Word makes its way around the train quickly that I am an American volunteering at the Olympics.
As the train reboards (note the elk), I’m approached by one of the two people who were speaking Spanish earlier in the afternoon in the observation car. He asks me about my visa situation and trying to work at the Olympics as well – we make plans to talk after the train has boarded.
Traveling with Nathalie, his Colombian girlfriend, the two have come from New York City via Toronto. He just graduated from NYU – he had been giving tours on bike of the city to tourists. She works in human rights advocacy – studying the impacts the drug trade has on women refugees in neighboring countries to her own Colombia.
It is also my first experience with Australians who aren’t just “Australians,” – it was time to start working on my geography, after all. One is from Perth, two are from Brisbane.
J.R and Ray, I finally record their names – the conductors aboard the #1, The Canadian.

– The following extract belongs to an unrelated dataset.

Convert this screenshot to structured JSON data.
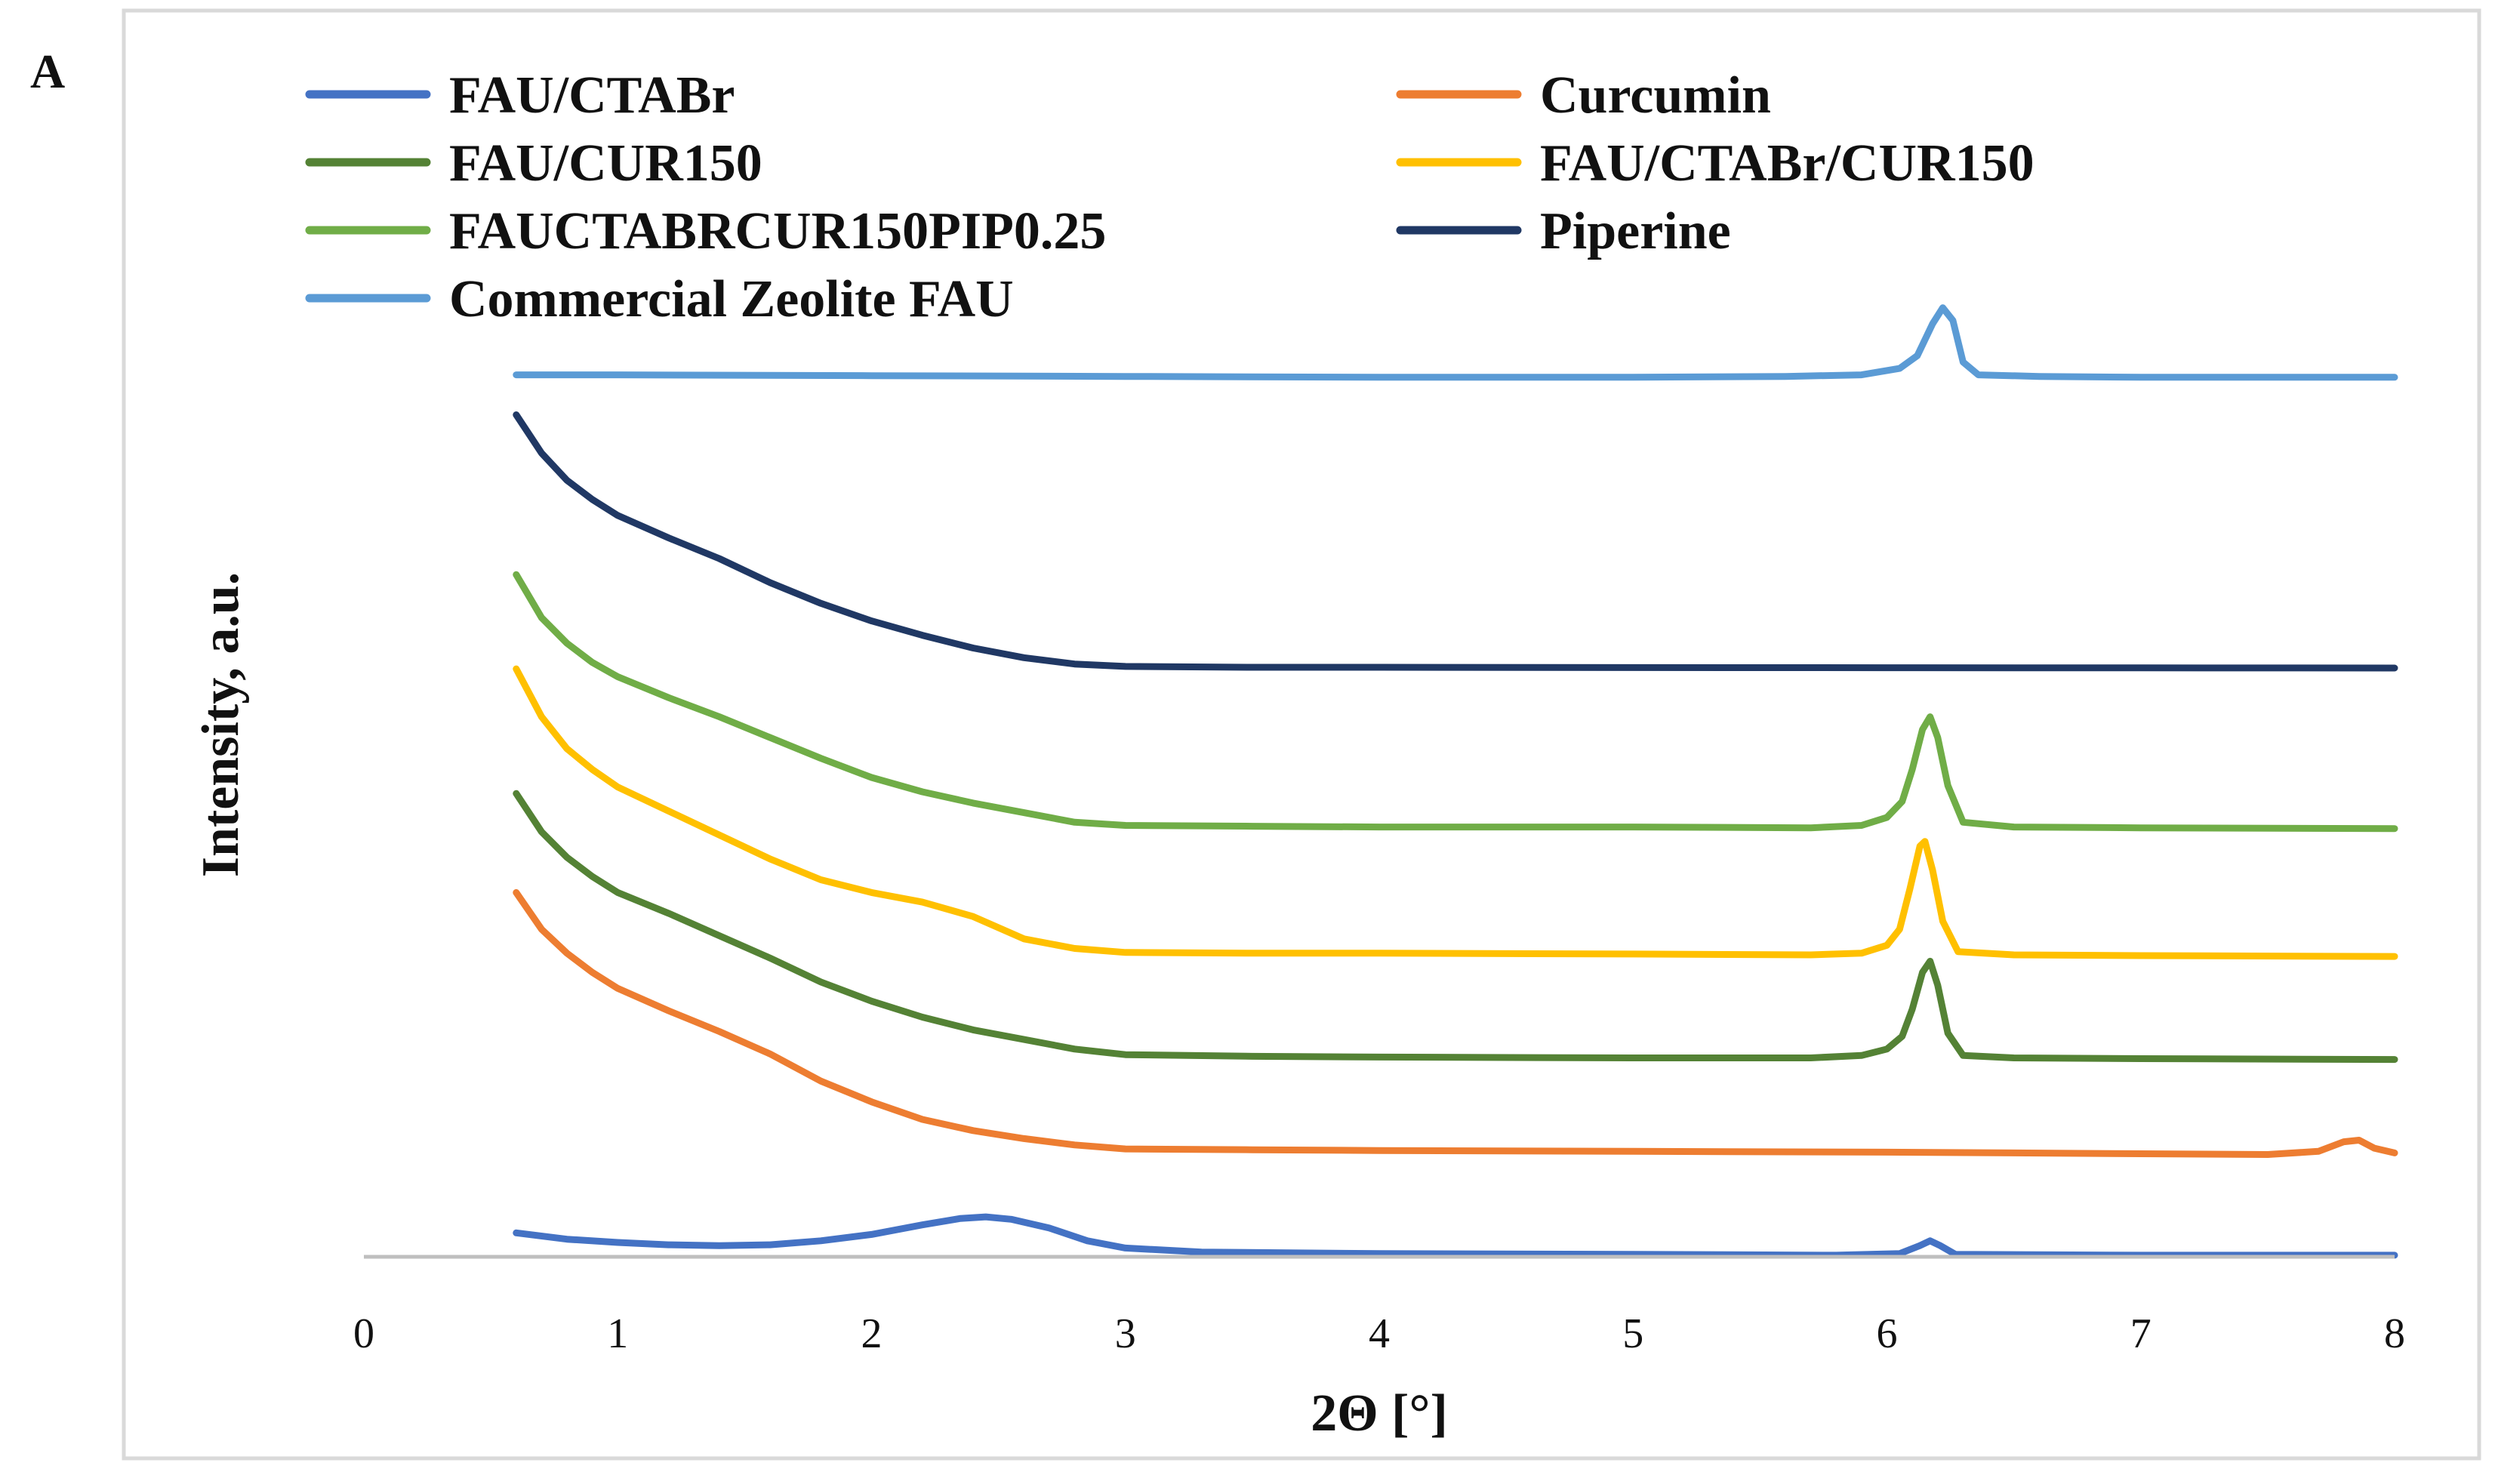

The first freight train in a while, there seems to be a relationship between the amount of freight trains and the conversation level people in the economy class have. Talking with other people is nice – a young batch got on in Jasper, most are Australians traveling from Australia to Vancouver to Banff, then to Jasper, then back to Vancouver, then to South America; the Aussies travel in funny ways.

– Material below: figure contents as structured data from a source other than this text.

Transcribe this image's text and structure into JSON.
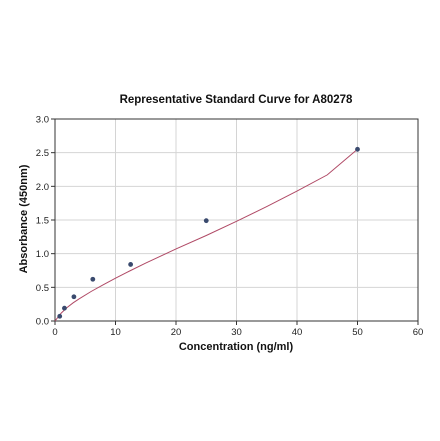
{
  "chart_data": {
    "type": "scatter",
    "title": "Representative Standard Curve for A80278",
    "xlabel": "Concentration (ng/ml)",
    "ylabel": "Absorbance (450nm)",
    "xlim": [
      0,
      60
    ],
    "ylim": [
      0,
      3.0
    ],
    "xticks": [
      0,
      10,
      20,
      30,
      40,
      50,
      60
    ],
    "yticks": [
      0.0,
      0.5,
      1.0,
      1.5,
      2.0,
      2.5,
      3.0
    ],
    "xtick_labels": [
      "0",
      "10",
      "20",
      "30",
      "40",
      "50",
      "60"
    ],
    "ytick_labels": [
      "0.0",
      "0.5",
      "1.0",
      "1.5",
      "2.0",
      "2.5",
      "3.0"
    ],
    "grid": true,
    "legend": false,
    "series": [
      {
        "kind": "points",
        "x": [
          0.78,
          1.56,
          3.125,
          6.25,
          12.5,
          25,
          50
        ],
        "y": [
          0.07,
          0.19,
          0.36,
          0.62,
          0.84,
          1.49,
          2.55
        ],
        "color": "#3a4a6e"
      },
      {
        "kind": "fit-curve",
        "x": [
          0,
          1,
          2,
          3,
          4,
          6,
          8,
          10,
          12.5,
          15,
          20,
          25,
          30,
          35,
          40,
          45,
          50
        ],
        "y": [
          0.0,
          0.115,
          0.2,
          0.27,
          0.33,
          0.44,
          0.54,
          0.635,
          0.75,
          0.86,
          1.07,
          1.27,
          1.48,
          1.7,
          1.93,
          2.17,
          2.55
        ],
        "color": "#b04a66"
      }
    ]
  }
}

I come up with a tentative title for my novel (The Lab: Inside America’s Knowledge Production Factories) on the train as I finished coding it today and I am extremely pleased…We’re headed towards Kamloops, BC.
When we arrive for a short break, lights shimmer on the hillside, it is beautiful, I’m reminded of Duluth for the first time. Moving on, it turned dark and mysterious as we’re heading into the BC interior – no idea where we’re at, truly.

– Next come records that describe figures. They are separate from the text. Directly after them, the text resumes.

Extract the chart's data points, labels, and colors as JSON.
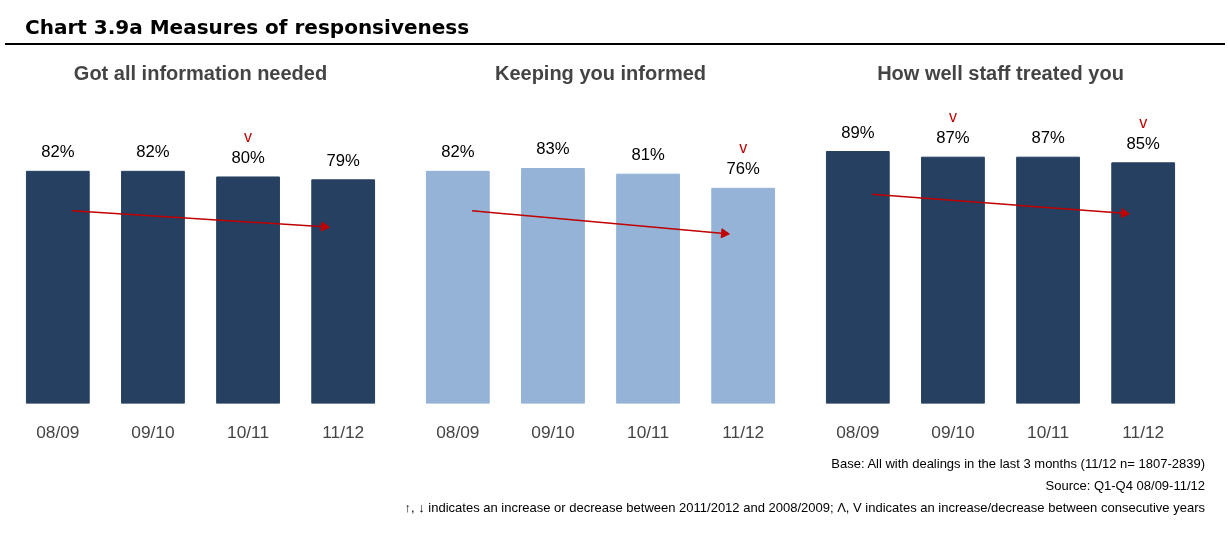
{
  "chart_data": [
    {
      "type": "other",
      "title": "Chart 3.9a  Measures of responsiveness"
    },
    {
      "type": "bar",
      "title": "Got all information needed",
      "categories": [
        "08/09",
        "09/10",
        "10/11",
        "11/12"
      ],
      "values": [
        82,
        82,
        80,
        79
      ],
      "value_labels": [
        "82%",
        "82%",
        "80%",
        "79%"
      ],
      "color": "#264061",
      "annotations": [
        {
          "text": "v",
          "x": "10/11",
          "y": 80
        }
      ]
    },
    {
      "type": "bar",
      "title": "Keeping you informed",
      "categories": [
        "08/09",
        "09/10",
        "10/11",
        "11/12"
      ],
      "values": [
        82,
        83,
        81,
        76
      ],
      "value_labels": [
        "82%",
        "83%",
        "81%",
        "76%"
      ],
      "color": "#95b3d7",
      "annotations": [
        {
          "text": "v",
          "x": "11/12",
          "y": 76
        }
      ]
    },
    {
      "type": "bar",
      "title": "How well staff treated you",
      "categories": [
        "08/09",
        "09/10",
        "10/11",
        "11/12"
      ],
      "values": [
        89,
        87,
        87,
        85
      ],
      "value_labels": [
        "89%",
        "87%",
        "87%",
        "85%"
      ],
      "color": "#264061",
      "annotations": [
        {
          "text": "v",
          "x": "09/10",
          "y": 87
        },
        {
          "text": "v",
          "x": "11/12",
          "y": 85
        }
      ]
    },
    {
      "type": "other",
      "annotations": [
        "Base: All with dealings in the last 3 months (11/12 n= 1807-2839)",
        "Source: Q1-Q4 08/09-11/12",
        "↑, ↓ indicates an increase or decrease between 2011/2012 and 2008/2009; Λ, V indicates an increase/decrease between consecutive years"
      ]
    }
  ]
}
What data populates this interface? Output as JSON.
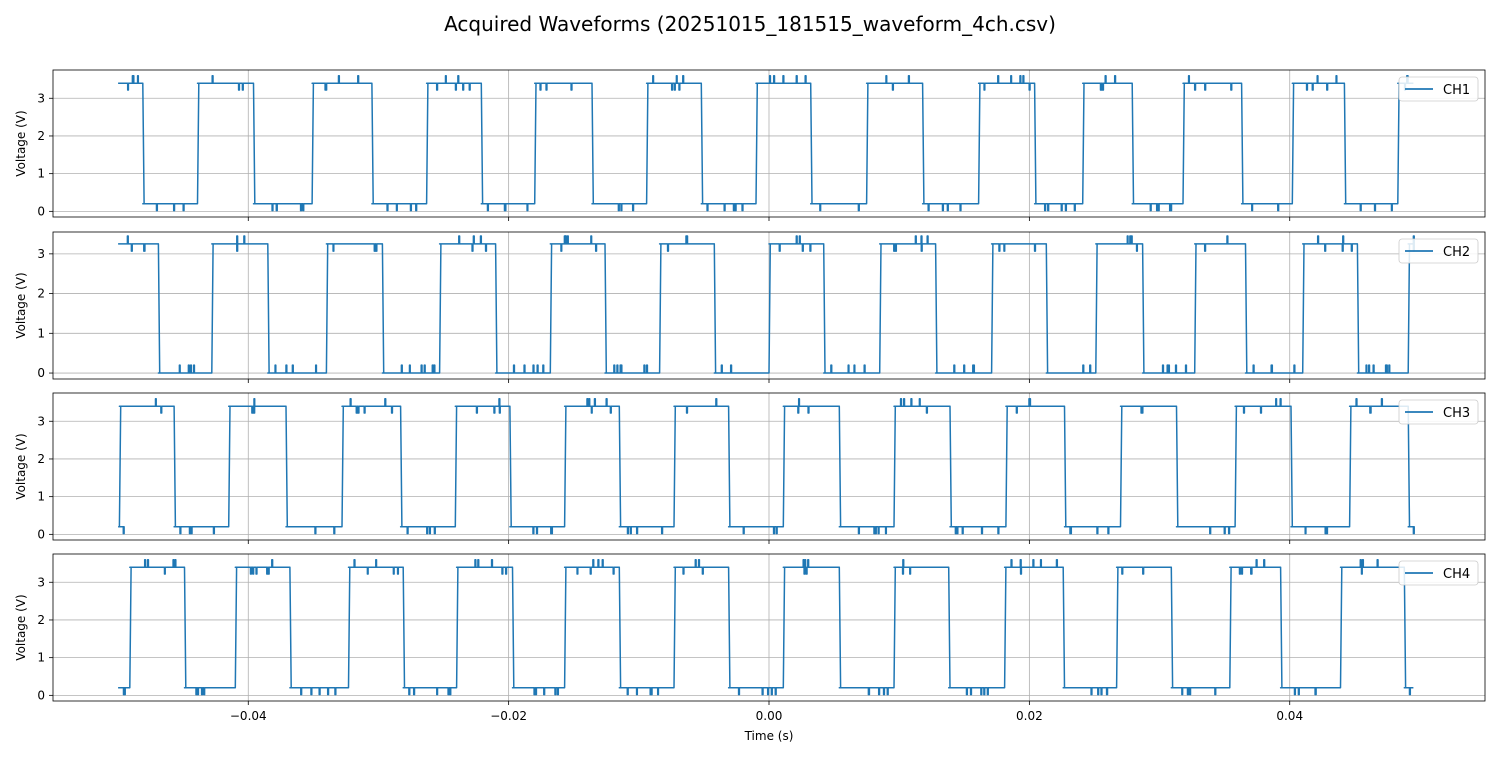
{
  "chart_data": {
    "type": "line",
    "title": "Acquired Waveforms (20251015_181515_waveform_4ch.csv)",
    "xlabel": "Time (s)",
    "ylabel": "Voltage (V)",
    "xlim": [
      -0.055,
      0.055
    ],
    "xticks": [
      -0.04,
      -0.02,
      0.0,
      0.02,
      0.04
    ],
    "xtick_labels": [
      "−0.04",
      "−0.02",
      "0.00",
      "0.02",
      "0.04"
    ],
    "grid": true,
    "legend_position": "upper-right",
    "line_color": "#1f77b4",
    "t_start": -0.05,
    "t_end": 0.0495,
    "panels": [
      {
        "name": "CH1",
        "ylim": [
          -0.15,
          3.75
        ],
        "yticks": [
          0,
          1,
          2,
          3
        ],
        "high": 3.4,
        "low": 0.2,
        "initial_level": "high",
        "transitions": [
          -0.0481,
          -0.0439,
          -0.0396,
          -0.0351,
          -0.0305,
          -0.0263,
          -0.0221,
          -0.018,
          -0.0136,
          -0.0094,
          -0.0052,
          -0.001,
          0.0032,
          0.0075,
          0.0118,
          0.0161,
          0.0204,
          0.0241,
          0.0279,
          0.0318,
          0.0363,
          0.0402,
          0.0442,
          0.0483
        ]
      },
      {
        "name": "CH2",
        "ylim": [
          -0.15,
          3.55
        ],
        "yticks": [
          0,
          1,
          2,
          3
        ],
        "high": 3.25,
        "low": 0.0,
        "initial_level": "high",
        "transitions": [
          -0.0469,
          -0.0428,
          -0.0385,
          -0.034,
          -0.0297,
          -0.0253,
          -0.021,
          -0.0168,
          -0.0126,
          -0.0084,
          -0.0042,
          0.0,
          0.0042,
          0.0085,
          0.0128,
          0.0171,
          0.0213,
          0.0251,
          0.0287,
          0.0327,
          0.0366,
          0.041,
          0.0452,
          0.0491
        ]
      },
      {
        "name": "CH3",
        "ylim": [
          -0.15,
          3.75
        ],
        "yticks": [
          0,
          1,
          2,
          3
        ],
        "high": 3.4,
        "low": 0.2,
        "initial_level": "low",
        "transitions": [
          -0.0499,
          -0.0457,
          -0.0415,
          -0.0371,
          -0.0328,
          -0.0283,
          -0.0241,
          -0.0199,
          -0.0157,
          -0.0115,
          -0.0073,
          -0.0031,
          0.0011,
          0.0054,
          0.0096,
          0.0139,
          0.0182,
          0.0227,
          0.027,
          0.0313,
          0.0358,
          0.0401,
          0.0446,
          0.0491
        ]
      },
      {
        "name": "CH4",
        "ylim": [
          -0.15,
          3.75
        ],
        "yticks": [
          0,
          1,
          2,
          3
        ],
        "high": 3.4,
        "low": 0.2,
        "initial_level": "low",
        "transitions": [
          -0.0491,
          -0.0449,
          -0.041,
          -0.0368,
          -0.0323,
          -0.0281,
          -0.024,
          -0.0197,
          -0.0157,
          -0.0115,
          -0.0073,
          -0.0031,
          0.0011,
          0.0054,
          0.0096,
          0.0138,
          0.0181,
          0.0226,
          0.0267,
          0.0309,
          0.0354,
          0.0393,
          0.0439,
          0.0488
        ]
      }
    ]
  }
}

I think finally, now, I don’t know really, the whole thing of the train is finally realizing itself for me.
To meet these people; I become such fast friends with them.
Louis and Nathalie, I share some salami and whatever meager things I have in my carry-on with them; they pour me a gourd of herba mate at nine pm, telling me not to expect to sleep anytime soon, I experience mild euphoria, finding a brief window of heightened focus of the texture of my hand but then it is gone.
We’re sitting in the lounge, below the observation car. It is a party; we’re all train friends now. Sharing music, food, experience, plans, stories, philosophy until bedtime.